Paper SS1-ThA10
Atomic Scale Features on Air Exposed Mica Surfaces Revealed By UHV Dynamic SFM

Thursday, October 18, 2007, 5:00 pm, Room 608

Mineral surfaces play a key role in many reactions regarding mineral dissolution, precipitation and crystal growth. The most prominent of this type of surfaces in nano biology and material science is Muscovite mica. Air cleaved mica surfaces have been investigated by dynamic force microscopy operated in the non-contact mode (NC-AFM) under ultra-high vacuum (UHV) conditions with atomic resolution.
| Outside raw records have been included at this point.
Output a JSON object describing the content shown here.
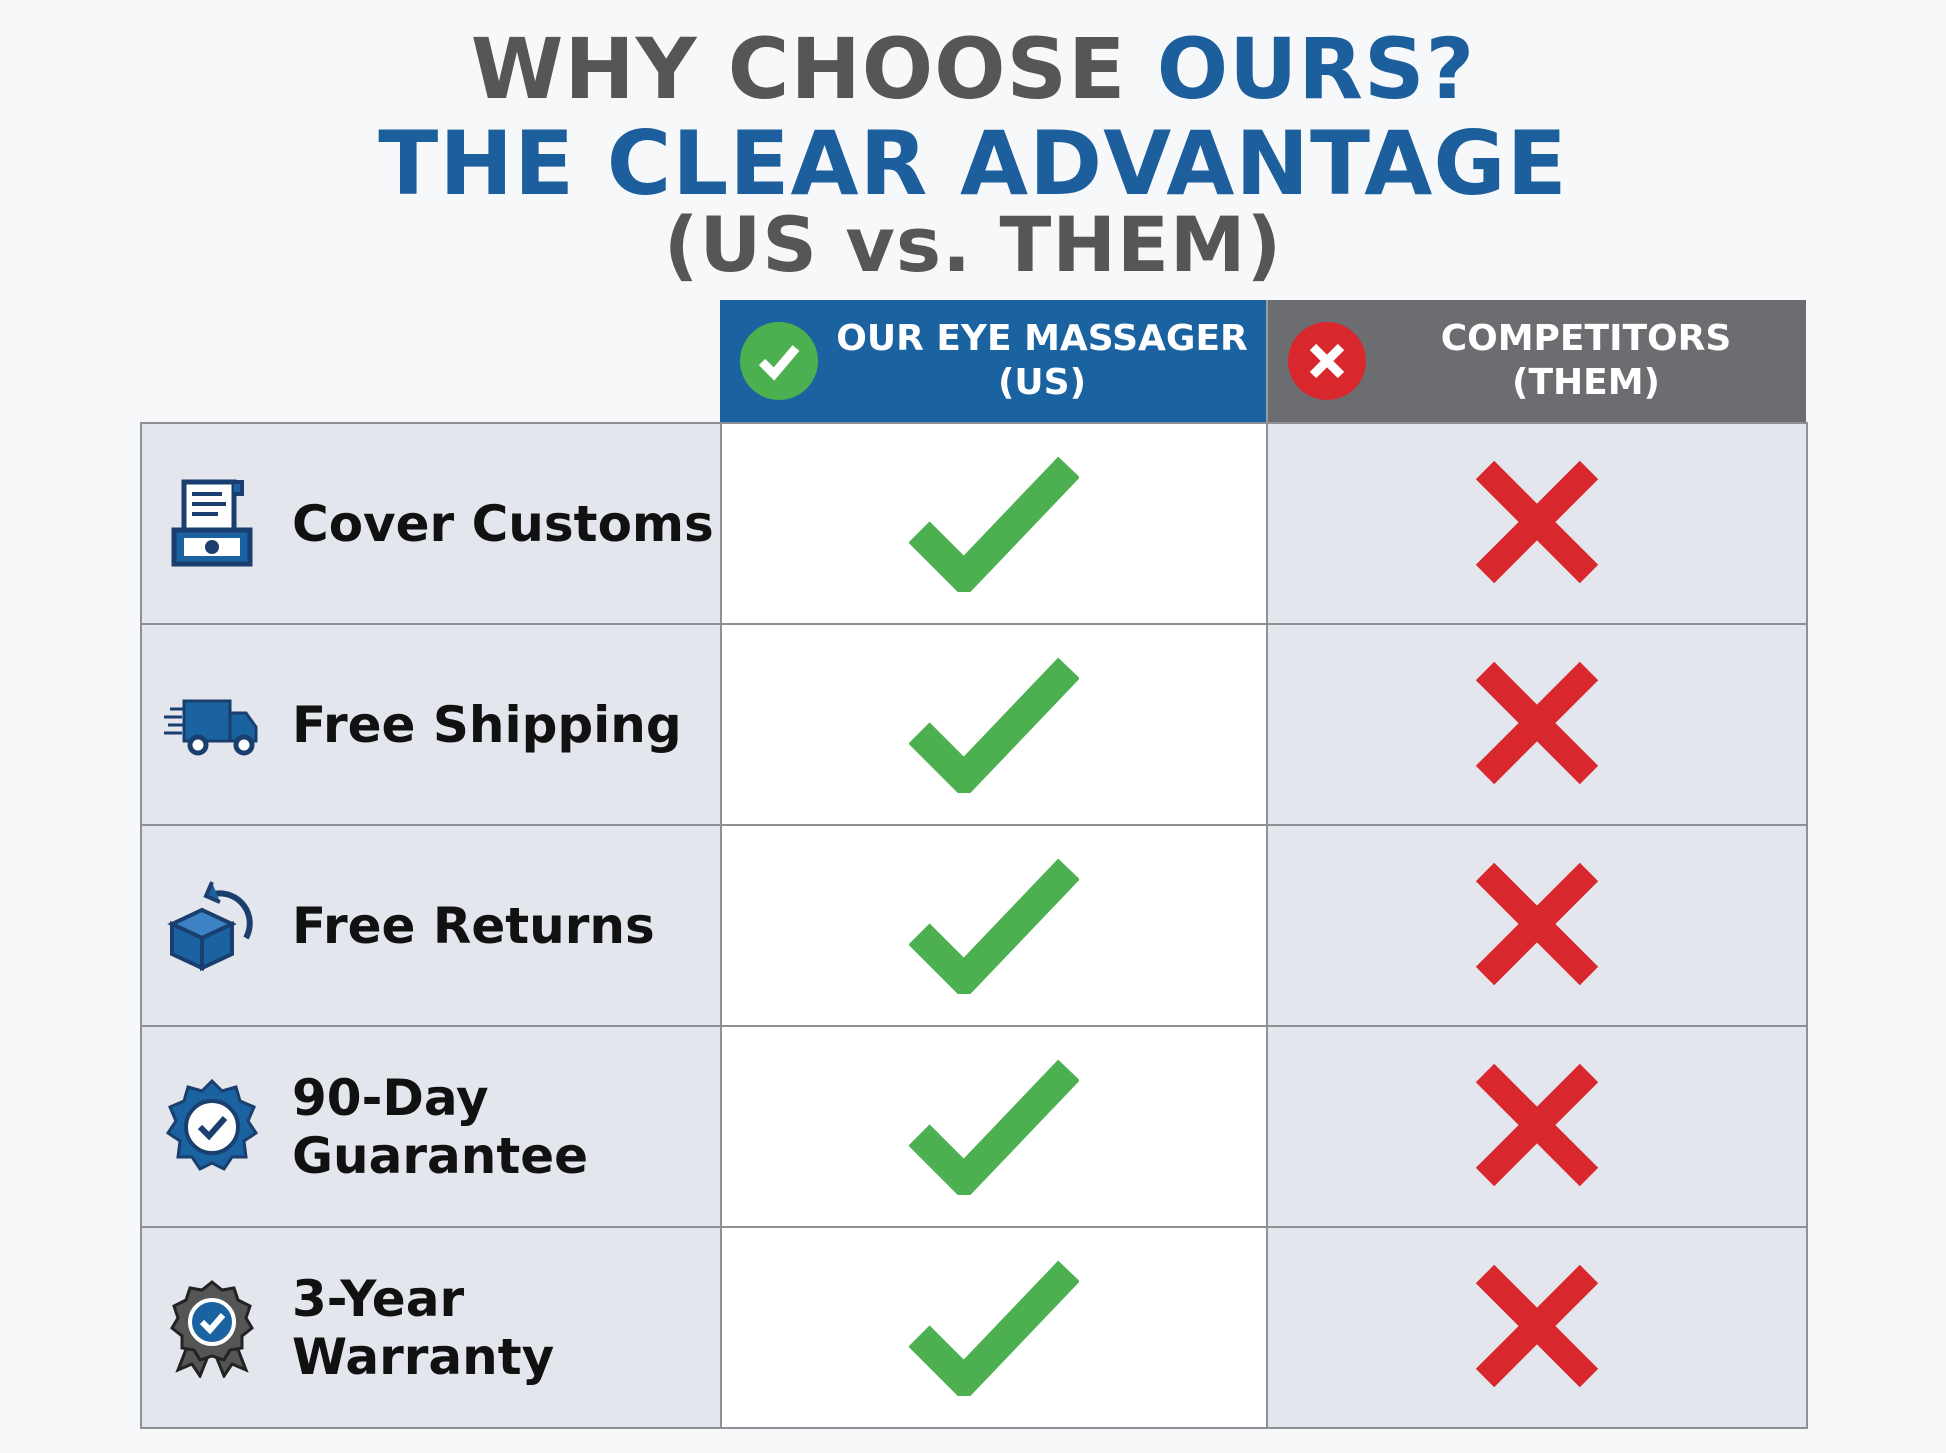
{
  "title": {
    "line1_a": "WHY CHOOSE ",
    "line1_b": "OURS?",
    "line2": "THE CLEAR ADVANTAGE",
    "line3": "(US vs. THEM)"
  },
  "columns": {
    "us": {
      "line1": "OUR EYE MASSAGER",
      "line2": "(US)",
      "icon": "check-circle-icon"
    },
    "them": {
      "line1": "COMPETITORS",
      "line2": "(THEM)",
      "icon": "x-circle-icon"
    }
  },
  "colors": {
    "blue": "#1a62a0",
    "gray": "#6c6d71",
    "green": "#4caf50",
    "red": "#d9272e",
    "row_bg": "#e3e6ec"
  },
  "rows": [
    {
      "label": "Cover Customs",
      "icon": "customs-receipt-icon",
      "us": true,
      "them": false
    },
    {
      "label": "Free Shipping",
      "icon": "delivery-truck-icon",
      "us": true,
      "them": false
    },
    {
      "label": "Free Returns",
      "icon": "return-box-icon",
      "us": true,
      "them": false
    },
    {
      "label": "90-Day Guarantee",
      "icon": "guarantee-badge-icon",
      "us": true,
      "them": false
    },
    {
      "label": "3-Year Warranty",
      "icon": "warranty-ribbon-icon",
      "us": true,
      "them": false
    }
  ]
}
In contrast to the common assumption that a simple degas under UHV conditions leads to a true atomically flat and clean surface, we demonstrate that the sample surface always exhibits a high density of small defects and clusters. In addition to these defective features we find flat and layered, hexagonally shaped islands exhibiting two different types of atomic scale patterns on different length scales: namely a rectangular pattern and a Moiré superstructure. In general one can consider that potassium ions of a mica surface - when cleaved in air - react with water and carbon dioxide. This composes potassium carbonate. By detailed measurements with atomic precision we clearly identify the unit cells of both patterns. The rectangular pattern is associated with the potassium carbonate unit cell. For growing potassium carbonate crystallites on mica surfaces the slight lattice mismatch needs to be compensated. This compensation is reflected by the observed Moiré superstructure. Finally we yield strong evidences that crystallites of potassium carbonate emerge due to the reaction with water and carbon dioxide and grow by Ostwald ripening on mica surfaces.